Patients are diagnosed with an autoimmune disease based on the presence of antibodies in their blood. These antibodies are Y-shape proteins created by the immune system to identify and neutralize microbes. For decades, antibodies have been detected in patients with a range of autoimmune conditions. However, this antibody production was first discovered nearly a century before humans were understood to harbor a microbiome. The human body was instead considered to be largely sterile. This meant that if an antibody was detected in a patient with an autoimmune condition, its creation could not be tied to the presence of a microbe.
Researchers were subsequently forced to develop the theory of autoimmunity. The theory contends that in patients with autoimmune disease, “autoantibodies” are created in response to human proteins rather than microbes. In other words, the immune system is hypothesized to become dysregulated and attack its own tissue.
However, now that thousands of novel microbes have been identified in human tissue and blood, the theory of autoimmunity must be re-evaluated. Increasing evidence suggests that “autoantibodies” are actually normal antibodies created in response to many of these previously undetected microbes. In other words, the “autoantibodies” often detected in patients with inflammatory disease may simply be antibodies generated in response to pathogens in the microbiome.
Indeed, a growing number of studies show that so called “autoantibodies” are often generated in response to microbes. For example, high levels of the “autoantibody” rheumatoid factor have been detected not only in patients with rheumatoid arthritis, but also in patients with a number of bacterial, viral, and parasitic infections.
However, some of these “autoantibodies” may still be capable of targeting human tissue. This is because antibodies are very polyspecific. Simply put, antibodies identify their microbial targets by recognizing their specific sizes and shapes. But these antibodies are created in a flexible manner allowing them to also target proteins that are similar but not identical to their intended target. Some of these similar proteins may be human in origin.
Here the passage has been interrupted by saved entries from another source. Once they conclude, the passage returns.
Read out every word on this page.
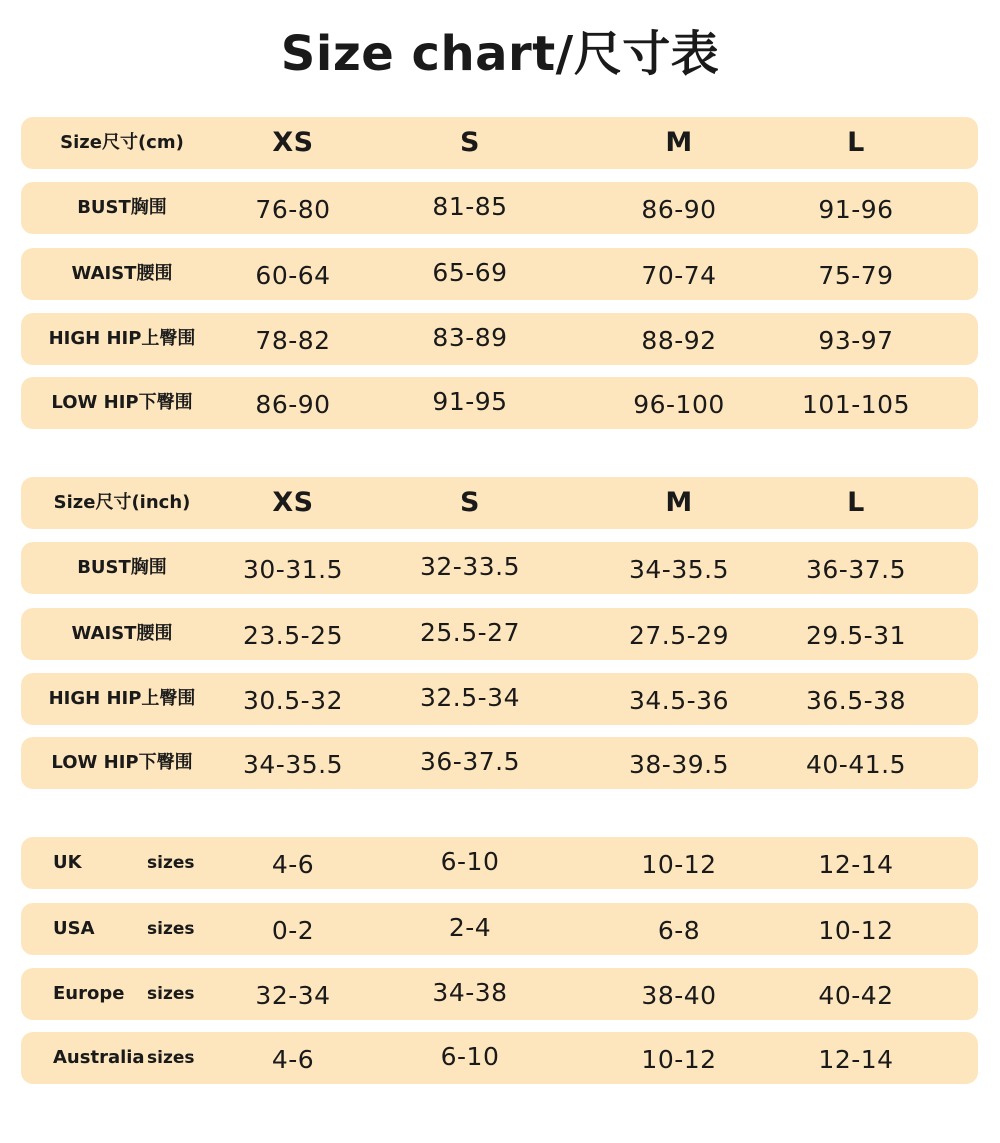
Size chart/尺寸表
Size尺寸(cm)	XS	S	M	L
BUST胸围	76-80	81-85	86-90	91-96
WAIST腰围	60-64	65-69	70-74	75-79
HIGH HIP上臀围	78-82	83-89	88-92	93-97
LOW HIP下臀围	86-90	91-95	96-100	101-105
Size尺寸(inch)	XS	S	M	L
BUST胸围	30-31.5	32-33.5	34-35.5	36-37.5
WAIST腰围	23.5-25	25.5-27	27.5-29	29.5-31
HIGH HIP上臀围	30.5-32	32.5-34	34.5-36	36.5-38
LOW HIP下臀围	34-35.5	36-37.5	38-39.5	40-41.5
UK	sizes	4-6	6-10	10-12	12-14
USA	sizes	0-2	2-4	6-8	10-12
Europe sizes	32-34	34-38	38-40	40-42
Australia sizes	4-6	6-10	10-12	12-14
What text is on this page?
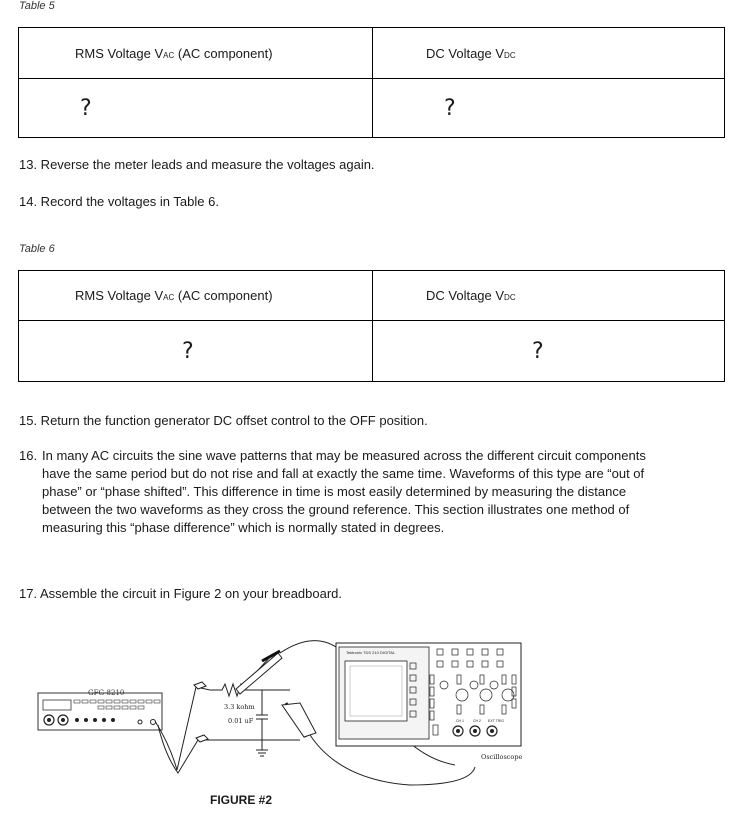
Table 5
RMS Voltage VAC (AC component)	DC Voltage VDC
?	?
13. Reverse the meter leads and measure the voltages again.
14. Record the voltages in Table 6.
Table 6
RMS Voltage VAC (AC component)	DC Voltage VDC
?	?
15. Return the function generator DC offset control to the OFF position.
16. In many AC circuits the sine wave patterns that may be measured across the different circuit components have the same period but do not rise and fall at exactly the same time. Waveforms of this type are “out of phase” or “phase shifted”. This difference in time is most easily determined by measuring the distance between the two waveforms as they cross the ground reference. This section illustrates one method of measuring this “phase difference” which is normally stated in degrees.
17. Assemble the circuit in Figure 2 on your breadboard.
GFG-8210
3.3 kohm
0.01 uF
Tektronix TDS 210 DIGITAL
CH 1	CH 2 EXT TRIG
Oscilloscope
FIGURE #2
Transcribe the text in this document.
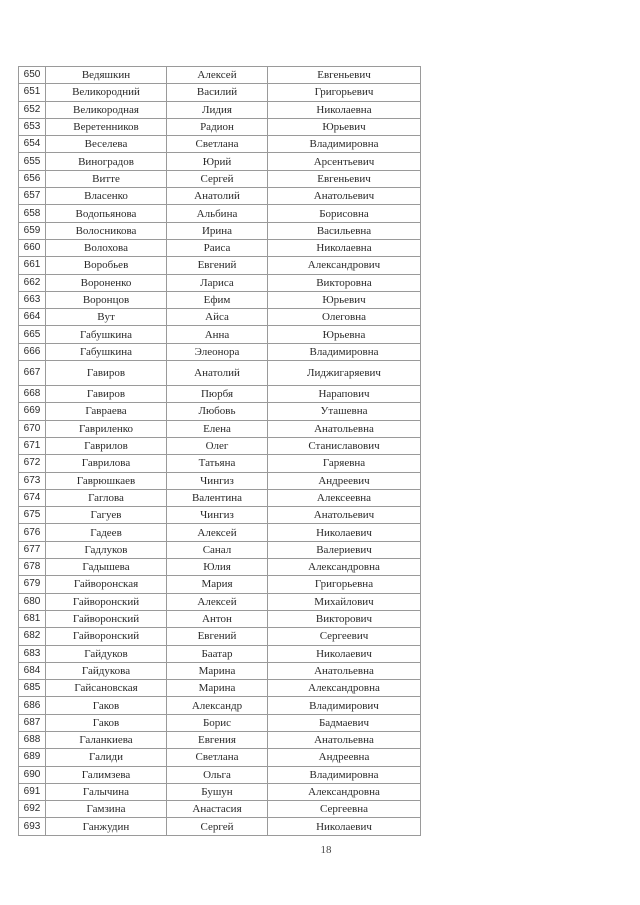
650	Ведяшкин	Алексей	Евгеньевич
651	Великородний	Василий	Григорьевич
652	Великородная	Лидия	Николаевна
653	Веретенников	Радион	Юрьевич
654	Веселева	Светлана	Владимировна
655	Виноградов	Юрий	Арсентьевич
656	Витте	Сергей	Евгеньевич
657	Власенко	Анатолий	Анатольевич
658	Водопьянова	Альбина	Борисовна
659	Волосникова	Ирина	Васильевна
660	Волохова	Раиса	Николаевна
661	Воробьев	Евгений	Александрович
662	Вороненко	Лариса	Викторовна
663	Воронцов	Ефим	Юрьевич
664	Вут	Айса	Олеговна
665	Габушкина	Анна	Юрьевна
666	Габушкина	Элеонора	Владимировна
667	Гавиров	Анатолий	Лиджигаряевич
668	Гавиров	Пюрбя	Нарапович
669	Гавраева	Любовь	Уташевна
670	Гавриленко	Елена	Анатольевна
671	Гаврилов	Олег	Станиславович
672	Гаврилова	Татьяна	Гаряевна
673	Гаврюшкаев	Чингиз	Андреевич
674	Гаглова	Валентина	Алексеевна
675	Гагуев	Чингиз	Анатольевич
676	Гадеев	Алексей	Николаевич
677	Гадлуков	Санал	Валериевич
678	Гадышева	Юлия	Александровна
679	Гайворонская	Мария	Григорьевна
680	Гайворонский	Алексей	Михайлович
681	Гайворонский	Антон	Викторович
682	Гайворонский	Евгений	Сергеевич
683	Гайдуков	Баатар	Николаевич
684	Гайдукова	Марина	Анатольевна
685	Гайсановская	Марина	Александровна
686	Гаков	Александр	Владимирович
687	Гаков	Борис	Бадмаевич
688	Галанкиева	Евгения	Анатольевна
689	Галиди	Светлана	Андреевна
690	Галимзева	Ольга	Владимировна
691	Галычина	Бушун	Александровна
692	Гамзина	Анастасия	Сергеевна
693	Ганжудин	Сергей	Николаевич
18
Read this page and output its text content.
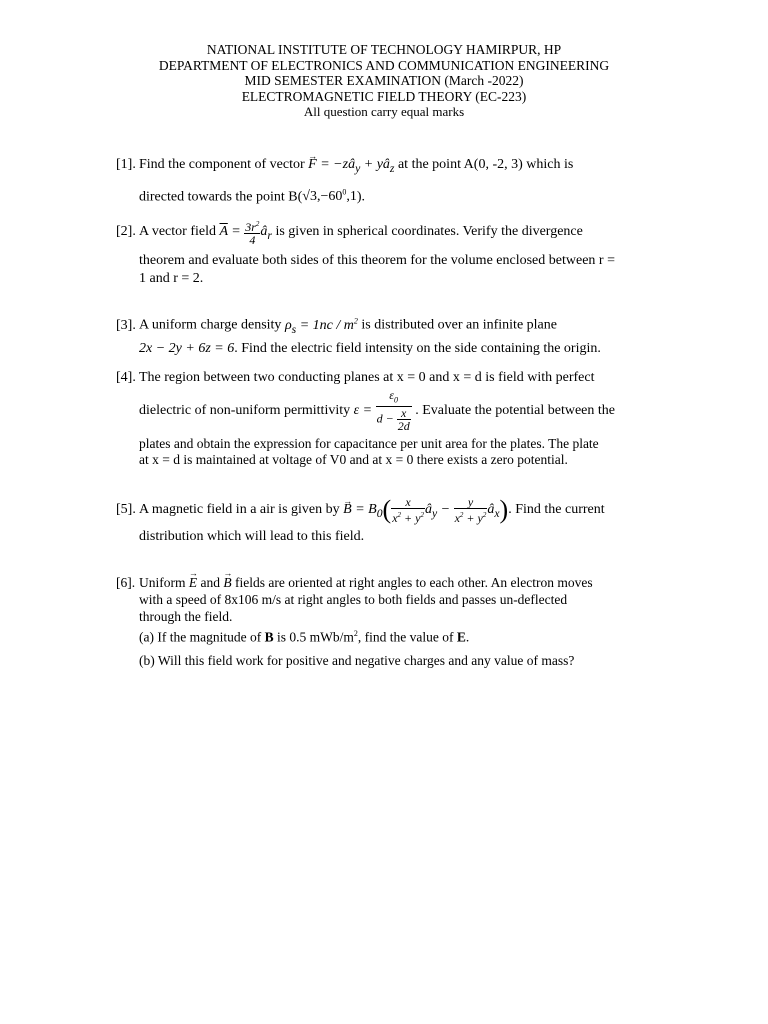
NATIONAL INSTITUTE OF TECHNOLOGY HAMIRPUR, HP
DEPARTMENT OF ELECTRONICS AND COMMUNICATION ENGINEERING
MID SEMESTER EXAMINATION (March -2022)
ELECTROMAGNETIC FIELD THEORY (EC-223)
All question carry equal marks
[1]. Find the component of vector → $F = -zâ_y$ + $yâ_z$ at the point A(0, -2, 3) which is
directed towards the point $B(√3,-60^0,1)$.
[2]. A vector field $\overline{A} = \frac{3r^2}{4}$ $â_r$ is given in spherical coordinates. Verify the divergence
theorem and evaluate both sides of this theorem for the volume enclosed between r =
1 and r = 2.
[3]. A uniform charge density $\rho_s = 1nc / m^2$ is distributed over an infinite plane
2x − 2y + 6z = 6. Find the electric field intensity on the side containing the origin.
[4]. The region between two conducting planes at x = 0 and x = d is field with perfect
dielectric of non-uniform permittivity $\varepsilon = \frac{\varepsilon_0}{d - \frac{x}{2d}}$ . Evaluate the potential between the
plates and obtain the expression for capacitance per unit area for the plates. The plate
at x = d is maintained at voltage of V0 and at x = 0 there exists a zero potential.
[5]. A magnetic field in a air is given by → $B = B_0( \frac{x}{x^2 + y^2}$ $â_y - \frac{y}{x^2 + y^2}$ $â_x$). Find the current
distribution which will lead to this field.
[6]. Uniform → E and → B fields are oriented at right angles to each other. An electron moves
with a speed of 8x106 m/s at right angles to both fields and passes un-deflected
through the field.
(a) If the magnitude of B is 0.5 mWb/$m^2$, find the value of E.
(b) Will this field work for positive and negative charges and any value of mass?
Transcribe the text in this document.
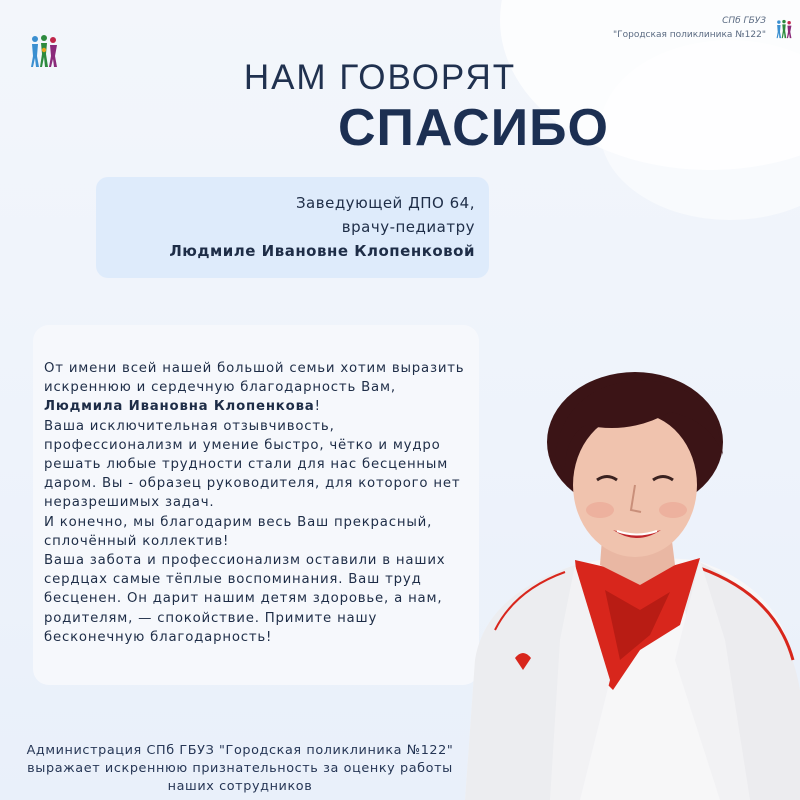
СПб ГБУЗ
"Городская поликлиника №122"
НАМ ГОВОРЯТ
СПАСИБО
Заведующей ДПО 64,
врачу-педиатру
Людмиле Ивановне Клопенковой
От имени всей нашей большой семьи хотим выразить искреннюю и сердечную благодарность Вам, Людмила Ивановна Клопенкова!
Ваша исключительная отзывчивость, профессионализм и умение быстро, чётко и мудро решать любые трудности стали для нас бесценным даром. Вы - образец руководителя, для которого нет неразрешимых задач.
И конечно, мы благодарим весь Ваш прекрасный, сплочённый коллектив!
Ваша забота и профессионализм оставили в наших сердцах самые тёплые воспоминания. Ваш труд бесценен. Он дарит нашим детям здоровье, а нам, родителям, — спокойствие. Примите нашу бесконечную благодарность!
Администрация СПб ГБУЗ "Городская поликлиника №122" выражает искреннюю признательность за оценку работы наших сотрудников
It follows that an antibody created in response to a microbial protein may target a similar human protein by mistake. Subsequent “collateral damage” results in additional inflammation of human tissue. For example, an Australian research team found that when normal individuals were injected with tetanus toxoid (created by a microbe), at least seven antibodies were produced. While six of these antibodies correctly targeted the tetanus bacterium, one of them targeted the human protein cardiolipin.
As described in this article, it is extremely common for microbes in the human body to create proteins that are very similar to those of their human hosts. This means there is ample opportunity for antibodies created in response to microbes to additionally target human tissue.
In addition, “autoantibodies” are frequently detected in patients months or years before the onset of specific disease symptoms. This reflects the gradual increase in microbiome dysbiosis characteristic of successive infection, and further supports the possibility that “autoantibodies” are created in response to accumulating microbes.